ALEX CHADWICK, host:
And here's another voice in the immigration debate, a young voice. Esperanza Mendez knows what she's talking about.
Ms. ESPERANZA MENDEZ (Undocumented Teenager): My parents have three children: my sister, Patricia, my brother, and me. I was 4-years-old, Patricia was six and Armando was one. There were big risks in coming to the U.S. If we walked, we'd probably get lost. And babies have lots of needs; you have to feed them, change them, and put them to sleep.
Instead of the whole family traveling together, my parents decided it would be less difficult and safer, to take just my brother. I was scared, even though I didn't know what was going on. At 4-years-old, you just want to be attached to your parents, to be safe, and receive their love. But one day, I woke up and my parents were gone. I tried to find some explanations, but there were too many questions and no answers. I had to stay behind with my grandmother and my sister. My grandmother was the only mother I had.
Six years went by, my sister and I were going to Los Angeles to be with our parents. And I felt too feelings that can't be described. Just hearing those words, Los Angeles, made be excited at first. The reason I was so excited, was because I was going to see my parents for the first time since they had left us behind. I had no idea what my mom and dad will be like, because seeing a person in a picture is not the same as seeing them in real life. But then, on second thought, I was thinking so many bad things about my parents. I use to ask myself, why they had decided to leave us behind?

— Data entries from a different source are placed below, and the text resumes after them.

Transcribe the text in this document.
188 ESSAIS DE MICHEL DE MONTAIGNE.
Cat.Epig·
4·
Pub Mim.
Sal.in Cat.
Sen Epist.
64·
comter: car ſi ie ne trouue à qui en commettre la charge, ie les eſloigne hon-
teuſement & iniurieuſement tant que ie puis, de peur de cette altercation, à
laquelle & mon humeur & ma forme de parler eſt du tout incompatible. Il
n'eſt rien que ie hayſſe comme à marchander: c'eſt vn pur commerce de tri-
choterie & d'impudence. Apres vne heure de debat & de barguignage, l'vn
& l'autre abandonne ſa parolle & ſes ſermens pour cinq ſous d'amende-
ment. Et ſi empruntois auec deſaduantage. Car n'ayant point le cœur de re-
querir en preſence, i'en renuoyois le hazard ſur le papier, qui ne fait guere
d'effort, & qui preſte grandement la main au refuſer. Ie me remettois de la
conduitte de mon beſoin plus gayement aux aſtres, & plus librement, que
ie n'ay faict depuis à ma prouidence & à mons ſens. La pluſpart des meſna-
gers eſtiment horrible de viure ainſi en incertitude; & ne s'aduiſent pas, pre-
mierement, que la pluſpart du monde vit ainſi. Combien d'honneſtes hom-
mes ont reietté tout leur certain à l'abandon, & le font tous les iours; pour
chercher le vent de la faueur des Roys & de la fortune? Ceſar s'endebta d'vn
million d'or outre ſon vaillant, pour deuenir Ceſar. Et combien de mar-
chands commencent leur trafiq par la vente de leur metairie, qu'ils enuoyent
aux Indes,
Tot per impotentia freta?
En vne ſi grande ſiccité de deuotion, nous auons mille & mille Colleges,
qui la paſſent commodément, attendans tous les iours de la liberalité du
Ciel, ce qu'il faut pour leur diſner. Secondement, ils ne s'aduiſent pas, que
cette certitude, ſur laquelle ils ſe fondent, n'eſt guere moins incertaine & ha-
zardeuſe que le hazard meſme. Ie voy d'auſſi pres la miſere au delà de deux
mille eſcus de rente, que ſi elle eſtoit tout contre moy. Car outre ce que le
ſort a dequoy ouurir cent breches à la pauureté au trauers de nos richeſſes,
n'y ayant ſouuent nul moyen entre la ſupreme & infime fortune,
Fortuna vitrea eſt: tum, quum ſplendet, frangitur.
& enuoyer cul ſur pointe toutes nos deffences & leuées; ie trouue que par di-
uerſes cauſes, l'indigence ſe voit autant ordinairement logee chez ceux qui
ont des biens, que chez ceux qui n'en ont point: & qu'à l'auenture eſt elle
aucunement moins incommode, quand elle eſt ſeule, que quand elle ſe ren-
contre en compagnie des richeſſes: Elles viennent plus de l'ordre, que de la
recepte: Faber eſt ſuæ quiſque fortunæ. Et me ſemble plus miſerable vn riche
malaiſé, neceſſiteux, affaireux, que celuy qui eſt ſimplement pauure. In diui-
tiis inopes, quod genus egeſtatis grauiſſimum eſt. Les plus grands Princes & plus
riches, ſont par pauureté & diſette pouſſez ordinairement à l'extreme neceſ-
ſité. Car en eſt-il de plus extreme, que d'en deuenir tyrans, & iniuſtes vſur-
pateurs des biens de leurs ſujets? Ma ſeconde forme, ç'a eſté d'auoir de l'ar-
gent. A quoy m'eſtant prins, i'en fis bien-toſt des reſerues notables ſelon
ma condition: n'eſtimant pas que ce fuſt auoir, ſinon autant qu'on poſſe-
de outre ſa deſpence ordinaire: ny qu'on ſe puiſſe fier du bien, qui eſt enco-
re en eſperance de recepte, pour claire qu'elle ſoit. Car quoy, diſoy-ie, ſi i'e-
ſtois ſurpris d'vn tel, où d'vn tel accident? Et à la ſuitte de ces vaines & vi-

For me, going to L.A. was like coming back to life in another place. It was very different from where I had lived in Mexico. In Mexico, everybody knows their neighbors, who they are and where they are. Here in L.A., people seem afraid to talk to each other. Or may be they just didn't care. They just look concern with their own doings. I wanted to go back to Mexico. I thought about the things that I would have been doing if I were back home. And I also asked myself, what would my grandma be doing right now? Does she miss us? I felt like crying. I knew that I was not going back to Mexico and that I was going to stay here for some time. But crying wasn't going to get me there.
So I swallowed my tears and thought about what would happen next. I wait, still wishing, all the time, to go back.
CHADWICK: You can read all of Esperanza Mendez' story in the new book, Entering New Territory: Dreams for a New Los Angeles. It's essays, poems, and stories by students of the Humanitas program, at Roosevelt High School in Los Angeles.